February 14th, 2008 by VPA
What’s the purpose of your website?
Is it meant to be primarily a sales site or is it meant to be purely informative? Is it a promotion for yourself?
What Do You Want It To Do?
This question is possibly the most overlooked aspect - but also the most fundamental. Exactly why will your website exist? What will it accomplish? What is your goal?
What Who Why Where How
Your website tells someone instantly what it’s all about. That’s why it’s there on the web …
What : What’s it about? Are you advertising something? Announcing the availability of a service? Giving information on a specific subject?
Who : Who are you? Are you an expert? An agent?
Why : Why is this website here? What is the specific reason why visitors should read through your site.
Where : If you’re selling your services, where are you? Is this website aimed at redheads in Coolangatta?
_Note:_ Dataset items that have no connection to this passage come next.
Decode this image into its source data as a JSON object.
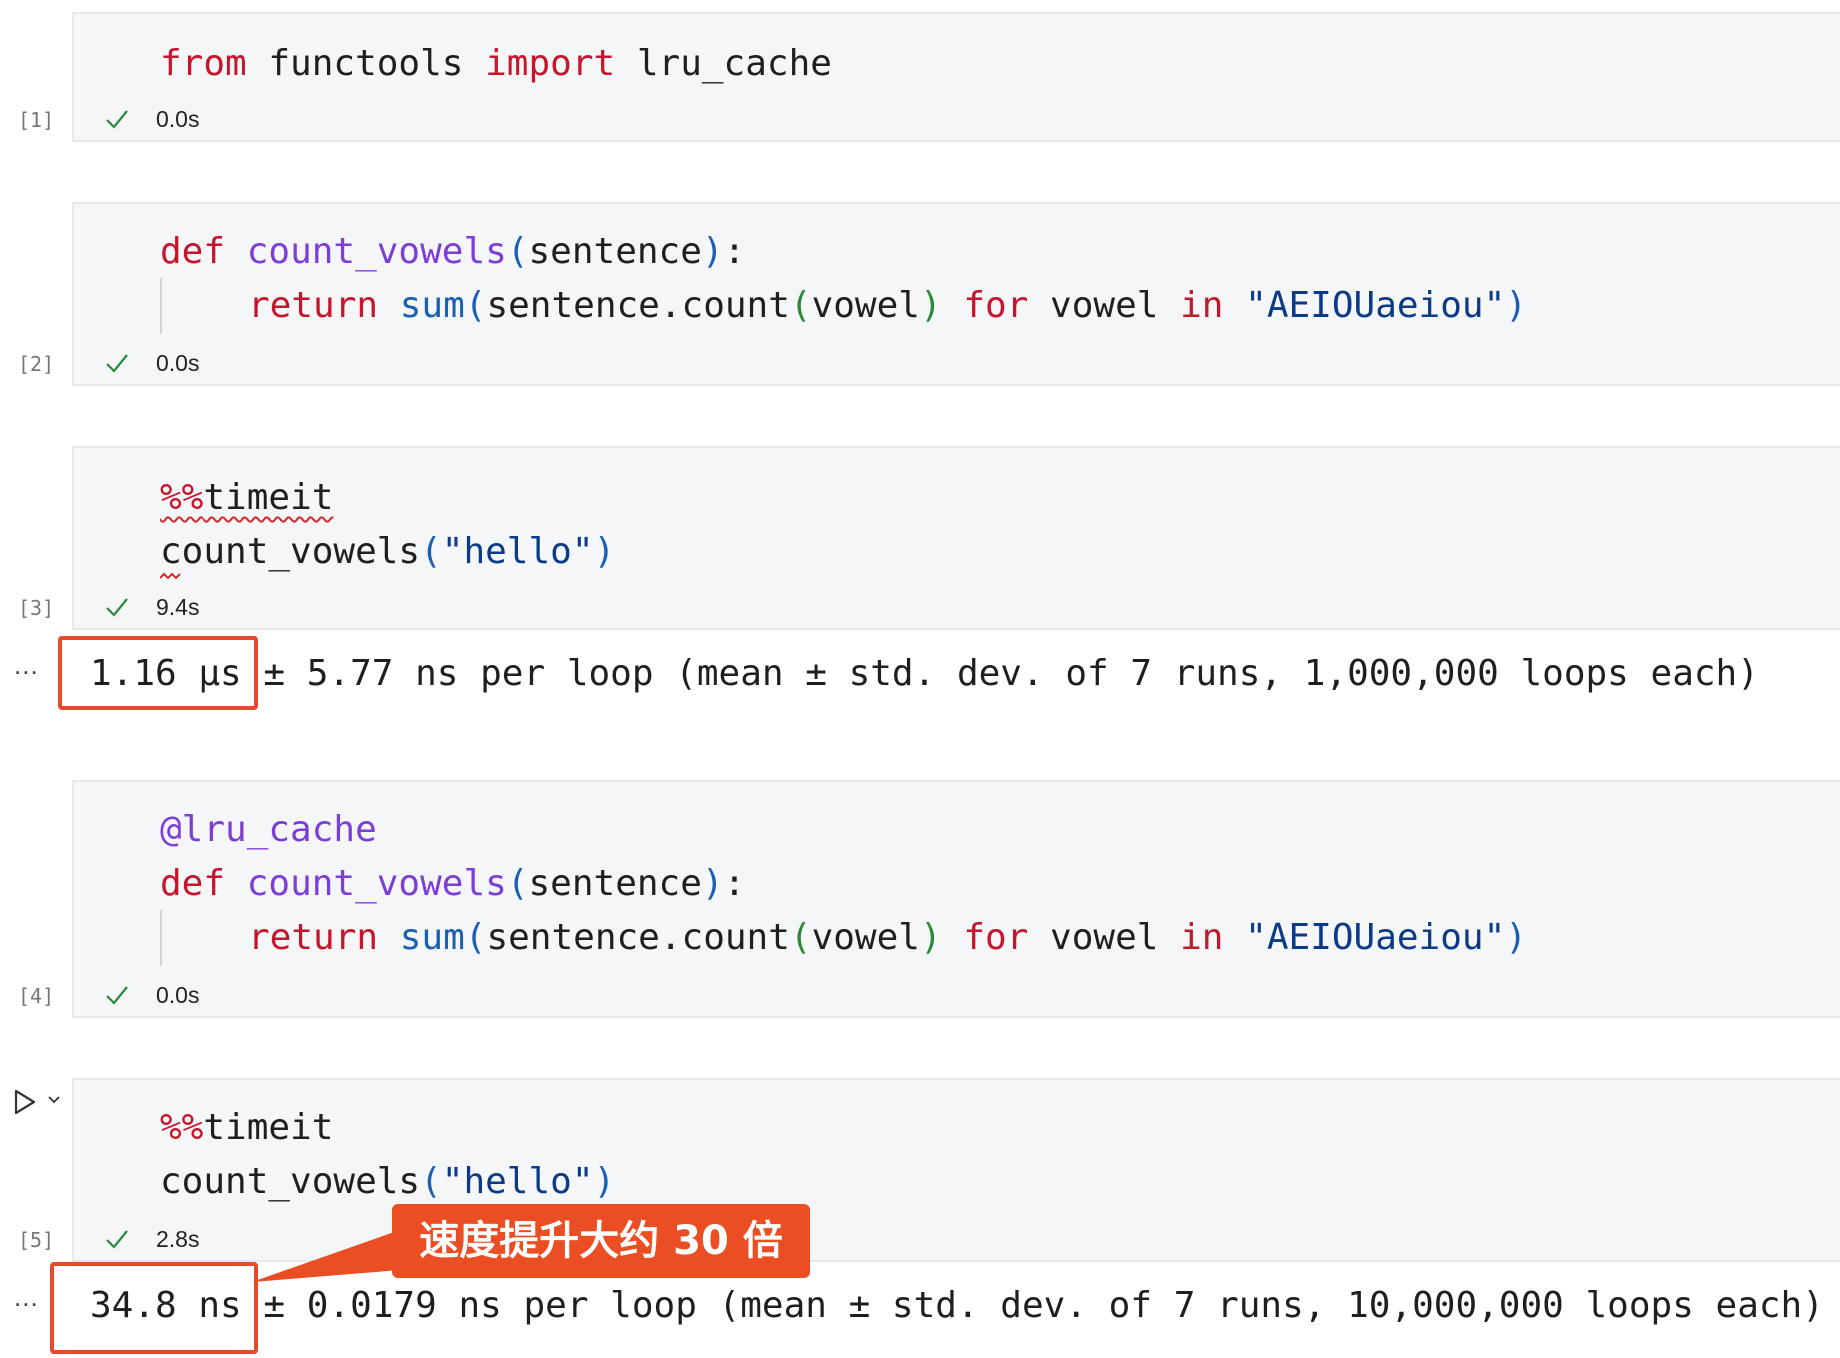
{
  "cells": [
    {
      "exec_count": "[1]",
      "time": "0.0s",
      "lines": [
        {
          "from": "from",
          "mod": " functools ",
          "imp": "import",
          "name": " lru_cache"
        }
      ]
    },
    {
      "exec_count": "[2]",
      "time": "0.0s",
      "def": "def",
      "fname": "count_vowels",
      "lparen": "(",
      "param": "sentence",
      "rparen": ")",
      "colon": ":",
      "ret": "return",
      "sum": "sum",
      "sum_lp": "(",
      "expr": "sentence.count",
      "inner_lp": "(",
      "var": "vowel",
      "inner_rp": ")",
      "for": "for",
      "var2": "vowel",
      "in": "in",
      "string": "\"AEIOUaeiou\"",
      "sum_rp": ")"
    },
    {
      "exec_count": "[3]",
      "time": "9.4s",
      "magic": "%%",
      "magic_name": "timeit",
      "call": "count_vowels",
      "lp": "(",
      "arg": "\"hello\"",
      "rp": ")",
      "output_value": "1.16 µs",
      "output_rest": " ± 5.77 ns per loop (mean ± std. dev. of 7 runs, 1,000,000 loops each)"
    },
    {
      "exec_count": "[4]",
      "time": "0.0s",
      "decorator": "@lru_cache",
      "def": "def",
      "fname": "count_vowels",
      "lparen": "(",
      "param": "sentence",
      "rparen": ")",
      "colon": ":",
      "ret": "return",
      "sum": "sum",
      "sum_lp": "(",
      "expr": "sentence.count",
      "inner_lp": "(",
      "var": "vowel",
      "inner_rp": ")",
      "for": "for",
      "var2": "vowel",
      "in": "in",
      "string": "\"AEIOUaeiou\"",
      "sum_rp": ")"
    },
    {
      "exec_count": "[5]",
      "time": "2.8s",
      "magic": "%%",
      "magic_name": "timeit",
      "call": "count_vowels",
      "lp": "(",
      "arg": "\"hello\"",
      "rp": ")",
      "output_value": "34.8 ns",
      "output_rest": " ± 0.0179 ns per loop (mean ± std. dev. of 7 runs, 10,000,000 loops each)"
    }
  ],
  "output_ellipsis": "...",
  "annotation": {
    "callout_text": "速度提升大约 30 倍",
    "color": "#ec4e24"
  },
  "icons": {
    "status": "check-icon",
    "run": "run-cell-icon",
    "expand": "chevron-down-icon"
  },
  "colors": {
    "keyword": "#c5162c",
    "function": "#7d3ed8",
    "builtin": "#1a5fb4",
    "string": "#0b3a87",
    "success": "#2a8a3a",
    "cell_bg": "#f5f6f8"
  }
}
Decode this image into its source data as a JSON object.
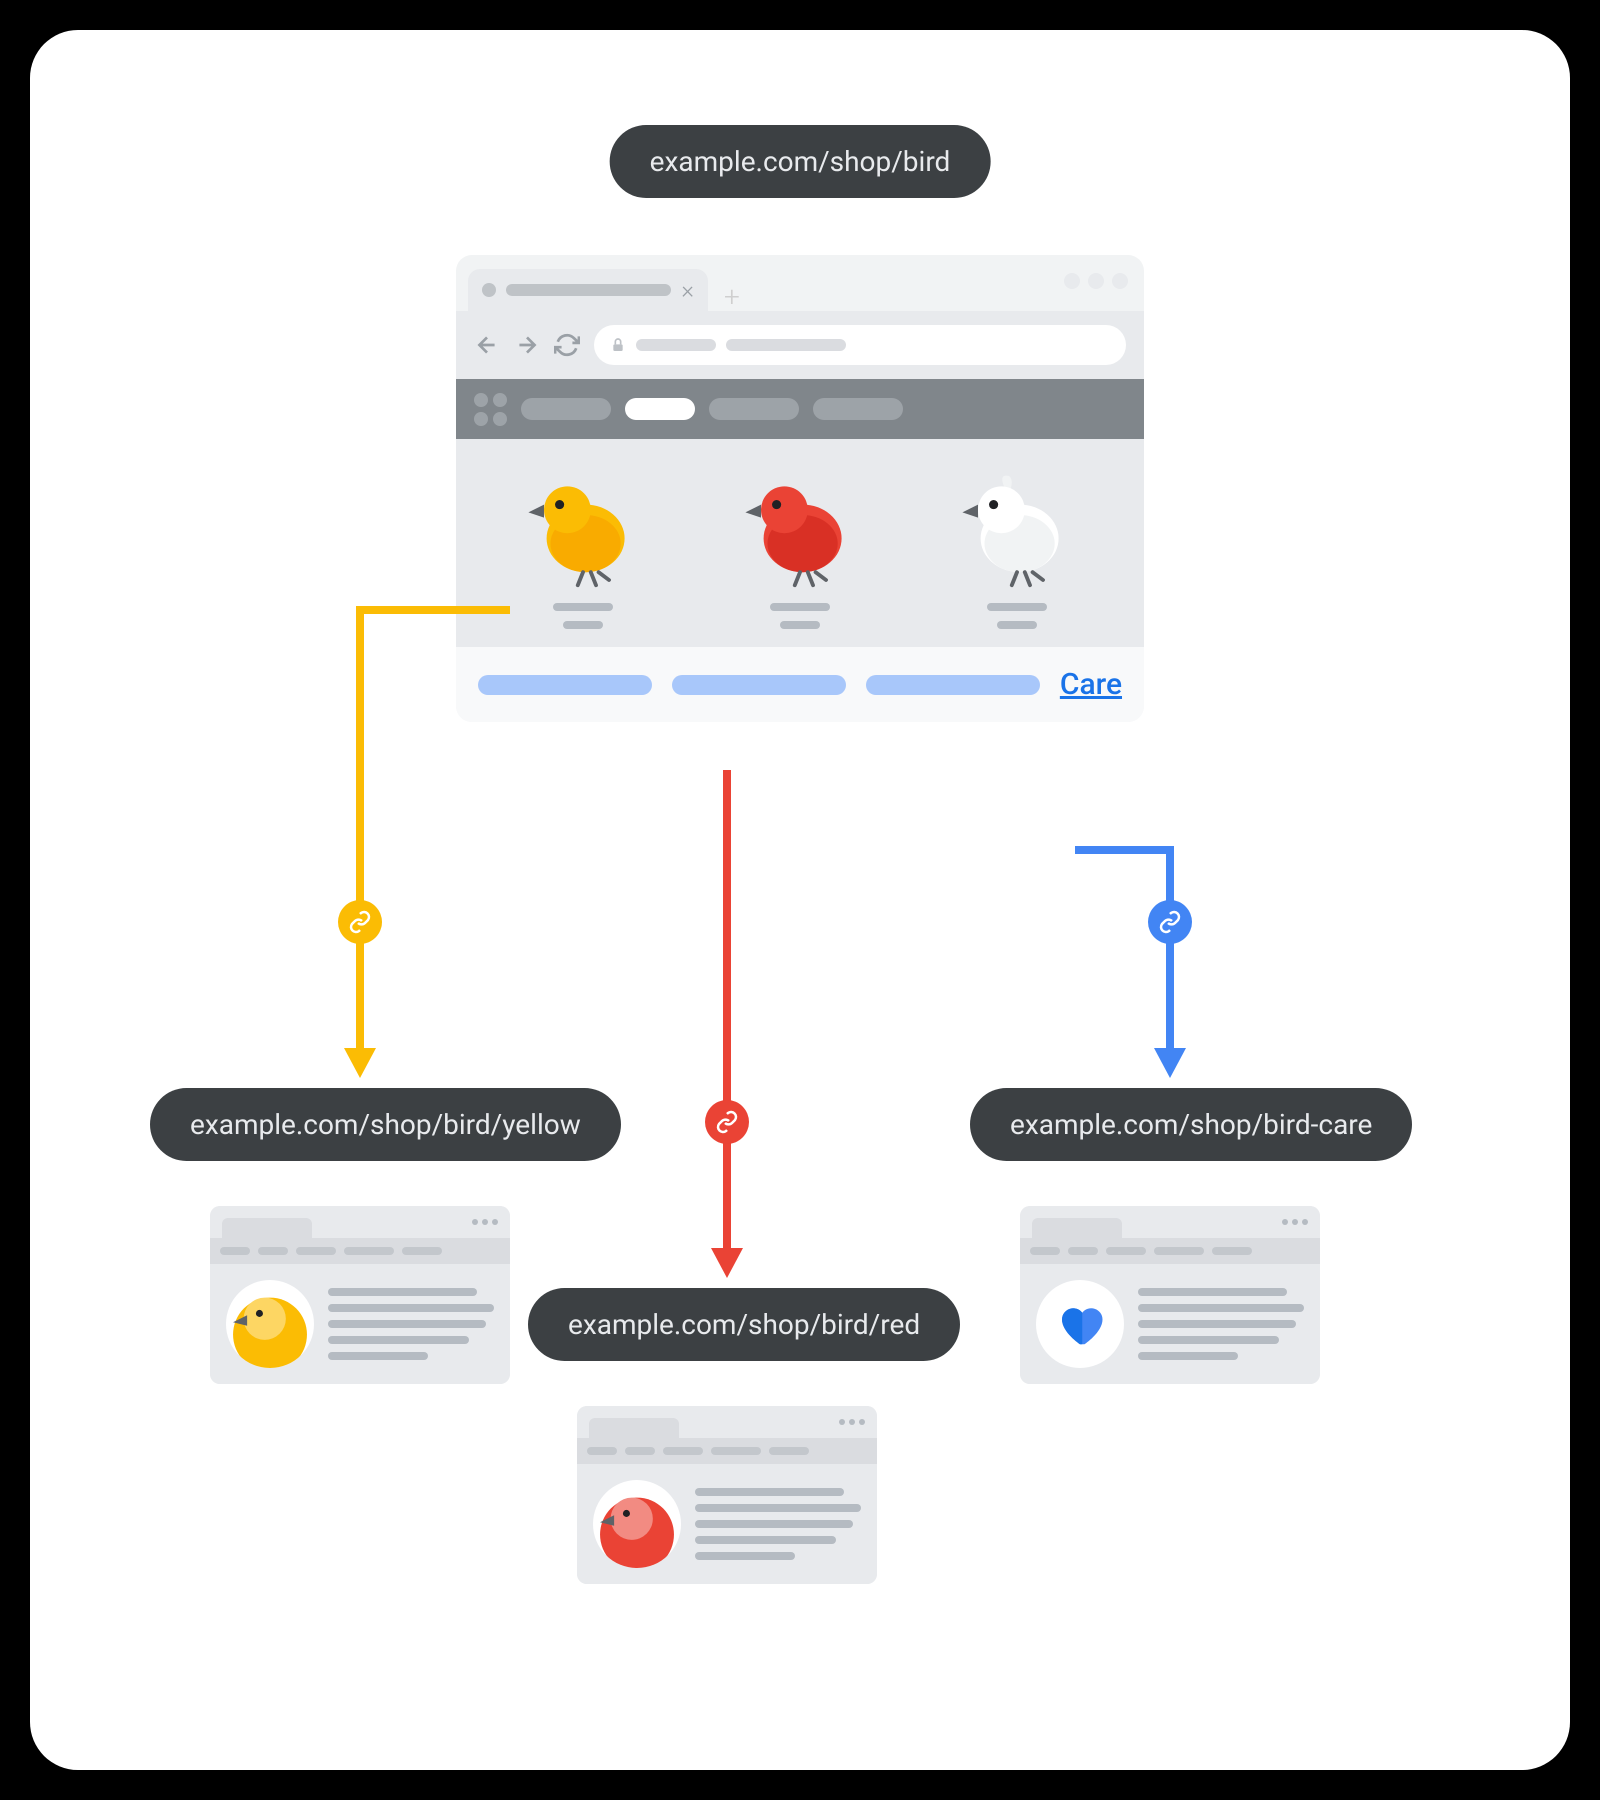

Are you offering local services or global?
How : How does the reader use the information in your website? If you are selling books, how can we buy one? If you are a musician how do we hear you/buy your products? If you are a teacher how do we attend your classes/purchase your manuals?
Whatever it may be, you must have a specific purpose for the site. Not ten, but one. Start by getting a pen and paper and writing down a list of the things that you want your website to accomplish. Study them carefully. You must decide your purpose from that list, so place the items you have listed in order of priority.
(If you can’t decide priority, take the list and refine it further. Mark each item as being vital or valuable. If you don’t know how an item qualifies, it’s probably not vital.)
So get your basic layout ready. Write a list of your pages and start putting the content together. You have to get a lot of information across with very few words — and you have to write it like you’d speak it. That sounds really simple but you’re usually not taught to write conversationally. To make sure, read your stuff out loud. If it doesn’t make sense when you say it, it’s not conveying any information.